Annette March-Grier: ‘Make self-care a priority’
March-Grier stresses the importance of putting yourself first to enhance mental well-being.
Annette March-Grier: Everyone is looking for some kind of balance, yet few are finding it. Your state of mind is where it all begins. Make self-care a priority for your mental wellness. “Self-care is not selfish.” It is a truth that if you don’t take care of yourself, you will have nothing to give others. This includes healthy relationships that can be jeopardized because of stress, burnout, and lack of self-care. Your physical health is also connected to your mental health. Negative thoughts and suppression of these can cause dis-ease, and over time this leads to disease.

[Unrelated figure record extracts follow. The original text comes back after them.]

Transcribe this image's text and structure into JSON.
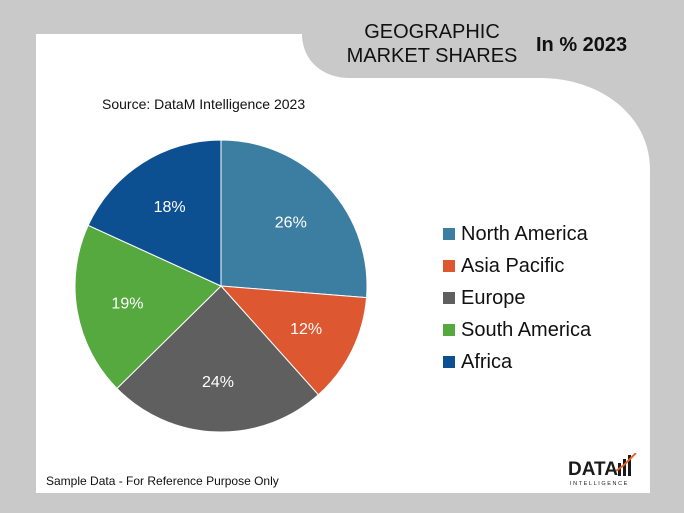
{
  "header": {
    "title_line1": "GEOGRAPHIC",
    "title_line2": "MARKET SHARES",
    "year_label": "In % 2023"
  },
  "source": "Source: DataM Intelligence  2023",
  "footnote": "Sample Data - For Reference Purpose Only",
  "logo": {
    "word": "DATA",
    "tagline": "INTELLIGENCE"
  },
  "colors": {
    "page_bg": "#c9c9c9",
    "panel_bg": "#ffffff",
    "logo_accent": "#e8622c"
  },
  "chart_data": {
    "type": "pie",
    "categories": [
      "North America",
      "Asia Pacific",
      "Europe",
      "South America",
      "Africa"
    ],
    "values": [
      26,
      12,
      24,
      19,
      18
    ],
    "labels": [
      "26%",
      "12%",
      "24%",
      "19%",
      "18%"
    ],
    "colors": [
      "#3b7ea1",
      "#dd5731",
      "#5f5f5f",
      "#55a93e",
      "#0d5092"
    ],
    "start_angle_deg": 0,
    "direction": "clockwise",
    "legend_position": "right",
    "unit": "%"
  }
}
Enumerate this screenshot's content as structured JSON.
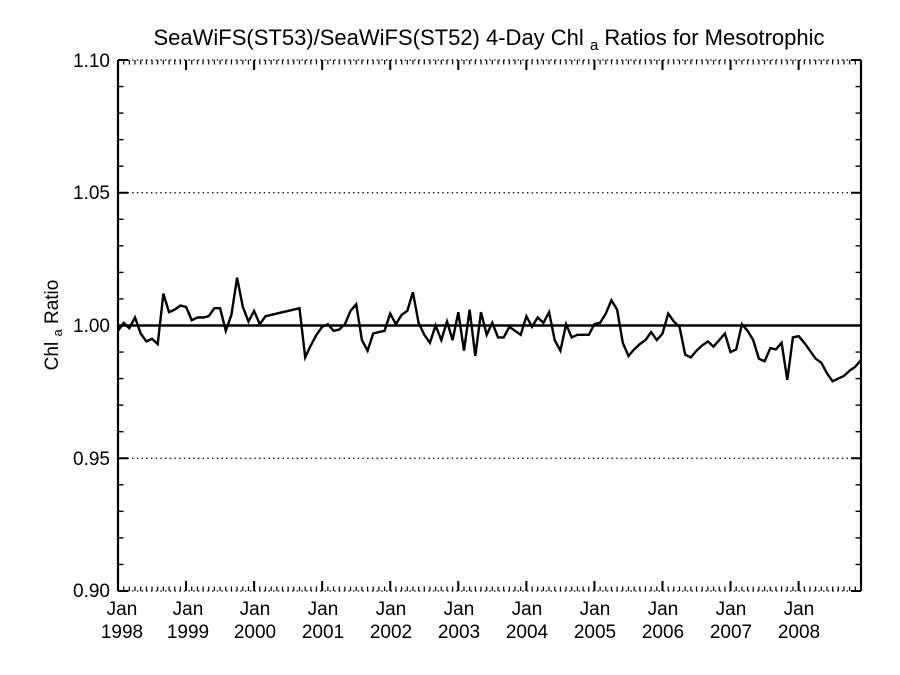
{
  "title": {
    "prefix": "SeaWiFS(ST53)/SeaWiFS(ST52) 4-Day Chl",
    "subscript": "a",
    "suffix": " Ratios for Mesotrophic"
  },
  "y_axis": {
    "label": {
      "prefix": "Chl",
      "subscript": "a",
      "suffix": " Ratio"
    },
    "tick_labels": [
      "1.10",
      "1.05",
      "1.00",
      "0.95",
      "0.90"
    ]
  },
  "x_axis": {
    "tick_labels": [
      {
        "month": "Jan",
        "year": "1998"
      },
      {
        "month": "Jan",
        "year": "1999"
      },
      {
        "month": "Jan",
        "year": "2000"
      },
      {
        "month": "Jan",
        "year": "2001"
      },
      {
        "month": "Jan",
        "year": "2002"
      },
      {
        "month": "Jan",
        "year": "2003"
      },
      {
        "month": "Jan",
        "year": "2004"
      },
      {
        "month": "Jan",
        "year": "2005"
      },
      {
        "month": "Jan",
        "year": "2006"
      },
      {
        "month": "Jan",
        "year": "2007"
      },
      {
        "month": "Jan",
        "year": "2008"
      }
    ]
  },
  "colors": {
    "line": "#000000",
    "axis": "#000000",
    "grid": "#000000",
    "background": "#ffffff"
  },
  "chart_data": {
    "type": "line",
    "title": "SeaWiFS(ST53)/SeaWiFS(ST52) 4-Day Chl_a Ratios for Mesotrophic",
    "xlabel": "",
    "ylabel": "Chl_a Ratio",
    "ylim": [
      0.9,
      1.1
    ],
    "y_major_tick_step": 0.05,
    "y_minor_tick_step": 0.01,
    "grid": "dotted horizontal lines at 0.90, 0.95, 1.05, 1.10; solid reference line at 1.00",
    "reference_line_y": 1.0,
    "dotted_gridline_values": [
      0.9,
      0.95,
      1.05,
      1.1
    ],
    "legend": "none",
    "x_start": "1998-01",
    "x_end": "2008-12",
    "x_cadence": "monthly",
    "x_tick_years": [
      1998,
      1999,
      2000,
      2001,
      2002,
      2003,
      2004,
      2005,
      2006,
      2007,
      2008
    ],
    "series": [
      {
        "name": "SeaWiFS(ST53)/SeaWiFS(ST52) Chl_a ratio",
        "values": [
          0.998,
          1.001,
          0.999,
          1.003,
          0.997,
          0.994,
          0.995,
          0.993,
          1.012,
          1.005,
          1.006,
          1.0075,
          1.007,
          1.002,
          1.003,
          1.003,
          1.0035,
          1.0065,
          1.0065,
          0.998,
          1.004,
          1.018,
          1.007,
          1.0015,
          1.0055,
          1.0005,
          1.0035,
          1.004,
          1.0045,
          1.005,
          1.0055,
          1.006,
          1.0065,
          0.988,
          0.9925,
          0.9965,
          0.9995,
          1.0005,
          0.998,
          0.9985,
          1.0005,
          1.0055,
          1.008,
          0.9945,
          0.9905,
          0.997,
          0.9975,
          0.998,
          1.0045,
          1.0005,
          1.004,
          1.0055,
          1.0125,
          1.001,
          0.9965,
          0.9935,
          1.0,
          0.9945,
          1.0015,
          0.9945,
          1.005,
          0.9905,
          1.006,
          0.9885,
          1.005,
          0.9965,
          1.001,
          0.9955,
          0.9955,
          0.9995,
          0.998,
          0.9965,
          1.0035,
          0.9995,
          1.003,
          1.001,
          1.005,
          0.9945,
          0.9905,
          1.0005,
          0.9955,
          0.9965,
          0.9965,
          0.9965,
          1.0005,
          1.001,
          1.0045,
          1.0095,
          1.006,
          0.9935,
          0.9885,
          0.991,
          0.993,
          0.9945,
          0.9975,
          0.9945,
          0.997,
          1.0045,
          1.0015,
          0.9995,
          0.989,
          0.988,
          0.9905,
          0.9925,
          0.994,
          0.992,
          0.9945,
          0.997,
          0.99,
          0.991,
          1.0005,
          0.998,
          0.9945,
          0.9875,
          0.9865,
          0.9915,
          0.991,
          0.9935,
          0.9795,
          0.9955,
          0.996,
          0.9935,
          0.9905,
          0.9875,
          0.986,
          0.982,
          0.979,
          0.98,
          0.981,
          0.983,
          0.9845,
          0.987
        ]
      }
    ]
  }
}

Self-care means taking time out for self, creating a gratitude list, journaling, dancing, laughing, breathing fully, smelling the fresh air, being aware of surroundings, being in the moment, enjoying the stillness when you can, taking time out for self, playing with your pet, exercising, reflecting on the past, dreaming about the future, eating healthy, helping someone in need. All of these self-care activities increase the body’s endorphins and bring on relaxation and balance.
Scott Strode: Combine community and fitness
Strode’s work focuses on the intersection of exercise and personal connection to benefit mental health.

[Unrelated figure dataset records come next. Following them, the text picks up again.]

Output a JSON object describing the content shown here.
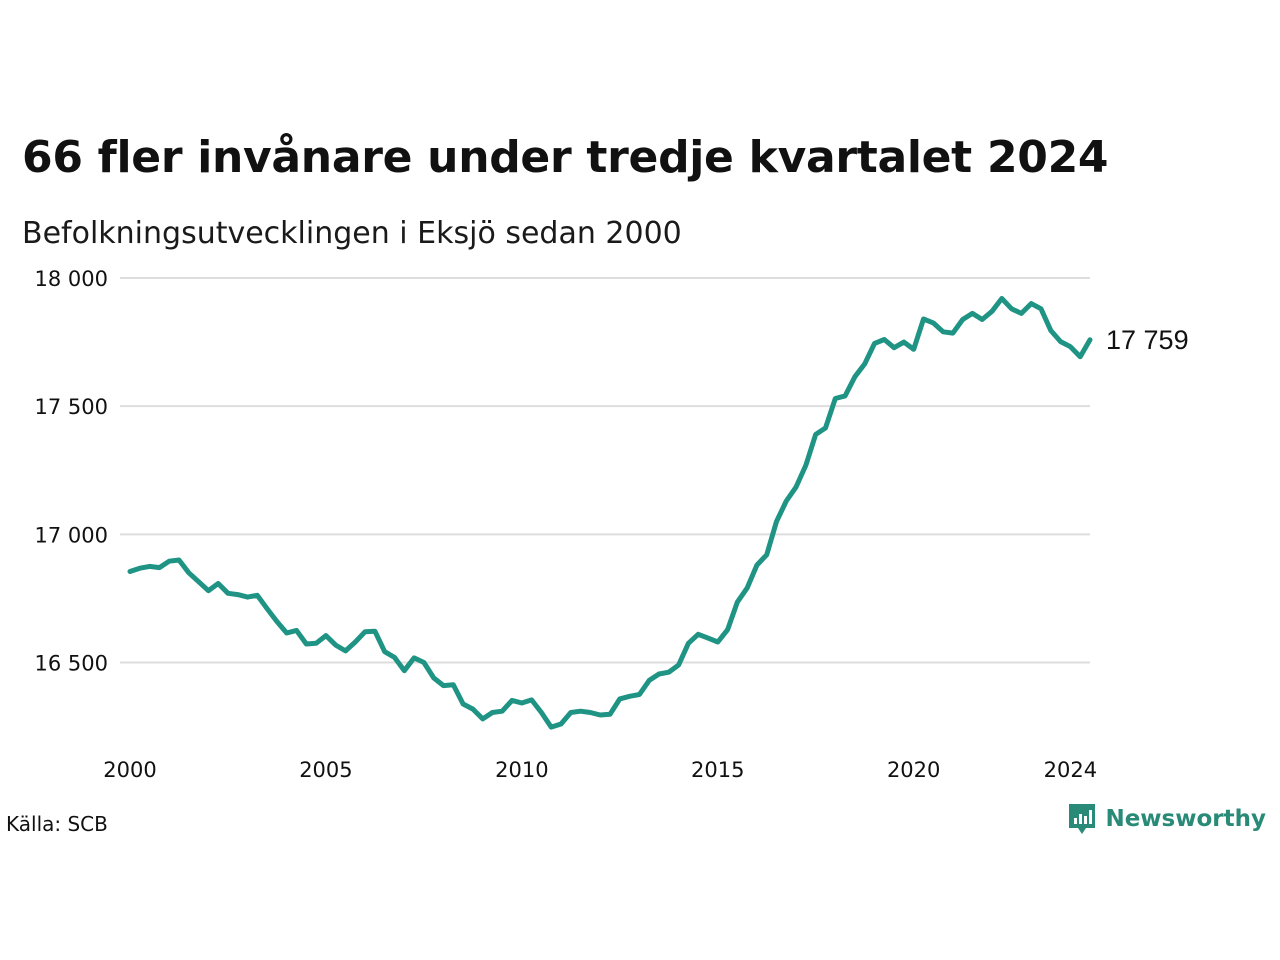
{
  "header": {
    "title": "66 fler invånare under tredje kvartalet 2024",
    "subtitle": "Befolkningsutvecklingen i Eksjö sedan 2000"
  },
  "footer": {
    "source": "Källa: SCB",
    "brand": "Newsworthy",
    "brand_icon": "newsworthy-logo-icon"
  },
  "colors": {
    "line": "#1f9484",
    "grid": "#dddddd",
    "brand": "#2a8a78"
  },
  "chart_data": {
    "type": "line",
    "title": "66 fler invånare under tredje kvartalet 2024",
    "subtitle": "Befolkningsutvecklingen i Eksjö sedan 2000",
    "xlabel": "",
    "ylabel": "",
    "x_ticks": [
      2000,
      2005,
      2010,
      2015,
      2020,
      2024
    ],
    "x_tick_labels": [
      "2000",
      "2005",
      "2010",
      "2015",
      "2020",
      "2024"
    ],
    "y_ticks": [
      16500,
      17000,
      17500,
      18000
    ],
    "y_tick_labels": [
      "16 500",
      "17 000",
      "17 500",
      "18 000"
    ],
    "xlim": [
      2000,
      2024.5
    ],
    "ylim": [
      16260,
      18000
    ],
    "grid": "horizontal",
    "end_label": "17 759",
    "series": [
      {
        "x": [
          2000.0,
          2000.25,
          2000.5,
          2000.75,
          2001.0,
          2001.25,
          2001.5,
          2001.75,
          2002.0,
          2002.25,
          2002.5,
          2002.75,
          2003.0,
          2003.25,
          2003.5,
          2003.75,
          2004.0,
          2004.25,
          2004.5,
          2004.75,
          2005.0,
          2005.25,
          2005.5,
          2005.75,
          2006.0,
          2006.25,
          2006.5,
          2006.75,
          2007.0,
          2007.25,
          2007.5,
          2007.75,
          2008.0,
          2008.25,
          2008.5,
          2008.75,
          2009.0,
          2009.25,
          2009.5,
          2009.75,
          2010.0,
          2010.25,
          2010.5,
          2010.75,
          2011.0,
          2011.25,
          2011.5,
          2011.75,
          2012.0,
          2012.25,
          2012.5,
          2012.75,
          2013.0,
          2013.25,
          2013.5,
          2013.75,
          2014.0,
          2014.25,
          2014.5,
          2014.75,
          2015.0,
          2015.25,
          2015.5,
          2015.75,
          2016.0,
          2016.25,
          2016.5,
          2016.75,
          2017.0,
          2017.25,
          2017.5,
          2017.75,
          2018.0,
          2018.25,
          2018.5,
          2018.75,
          2019.0,
          2019.25,
          2019.5,
          2019.75,
          2020.0,
          2020.25,
          2020.5,
          2020.75,
          2021.0,
          2021.25,
          2021.5,
          2021.75,
          2022.0,
          2022.25,
          2022.5,
          2022.75,
          2023.0,
          2023.25,
          2023.5,
          2023.75,
          2024.0,
          2024.25,
          2024.5
        ],
        "values": [
          16855,
          16868,
          16875,
          16870,
          16895,
          16900,
          16850,
          16815,
          16780,
          16808,
          16770,
          16765,
          16755,
          16762,
          16710,
          16660,
          16615,
          16625,
          16572,
          16575,
          16605,
          16568,
          16545,
          16580,
          16620,
          16622,
          16542,
          16520,
          16468,
          16518,
          16500,
          16440,
          16410,
          16413,
          16338,
          16318,
          16280,
          16305,
          16310,
          16352,
          16342,
          16354,
          16305,
          16248,
          16260,
          16305,
          16310,
          16305,
          16295,
          16298,
          16358,
          16368,
          16375,
          16430,
          16455,
          16462,
          16490,
          16575,
          16610,
          16595,
          16580,
          16628,
          16735,
          16790,
          16880,
          16920,
          17050,
          17130,
          17185,
          17270,
          17390,
          17415,
          17530,
          17540,
          17615,
          17665,
          17745,
          17760,
          17728,
          17750,
          17722,
          17840,
          17825,
          17790,
          17785,
          17838,
          17862,
          17838,
          17870,
          17920,
          17880,
          17862,
          17900,
          17880,
          17795,
          17752,
          17732,
          17693,
          17759
        ]
      }
    ]
  }
}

Scott Strode: Social connection is a powerful tool for creating positive mental health. At The Phoenix, every day we see the profound impact that belonging and social connection has on our members’ confidence and overall well-being. Just spending a few minutes daily in the presence of others can be inherently powerful, and thankfully it is now easier than ever to make these vital connections.
Whether it’s getting together for an activity or just talking about challenges being faced, social connectivity can help us all overcome mental health challenges.

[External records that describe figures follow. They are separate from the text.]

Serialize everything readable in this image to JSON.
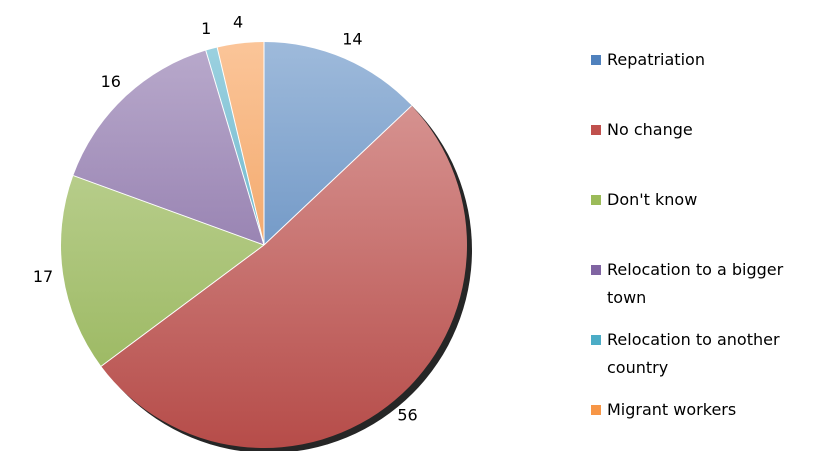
{
  "chart_data": {
    "type": "pie",
    "categories": [
      "Repatriation",
      "No change",
      "Don't know",
      "Relocation to a bigger town",
      "Relocation to another country",
      "Migrant workers"
    ],
    "values": [
      14,
      56,
      17,
      16,
      1,
      4
    ],
    "colors": [
      "#4f81bd",
      "#c0504d",
      "#9bbb59",
      "#8064a2",
      "#4bacc6",
      "#f79646"
    ],
    "legend": "right"
  }
}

Exercise can also be a powerful tool to improve mental health. We encourage you to get out for a 15- to 30-minute walk or run and consider inviting a friend to join you. Sharing these physical activities with supportive peers can create the vulnerability to begin to share about what else you might be experiencing.
Mary Cortani: ‘Do not judge what you cannot see’
Cortani emphasizes that not all wounds are visible, and silence is not a treatment for mental illness.
Mary Cortani: If the world has taught me anything, it has taught me to remember to be kind, do not judge what you cannot see. Pain is invisible. With all the craziness going on every day, breathe. It is okay to feel down, to feel overloaded, overwhelmed, sad, frustrated. Try not to hold onto it. Seek help, talk to your family, friends, pastor, priest – talk to someone. And for those listening, really hear, pay attention, because sometimes the silence says more than the words. There is no shame to ask for help. It takes courage, and we all have it within us.
It takes all of us to realize mental health needs to be talked about, not buried under the rug. We need open, honest conversations; we have a mental health crisis in this country that is only getting worse as we become more divided. Fear only adds to it. Mental health doesn’t just affect veterans and first responders; it can affect everyone. Trauma is trauma, and enough repeated exposure changes the brain. There is hope, and there can be healing, but we all need to work together to help those who need our help.
We need to stop the silence surrounding mental health and model healthy behaviors so that we can assist with support and help guide towards resources. We are not in this alone, nor are those suffering from mental health issues.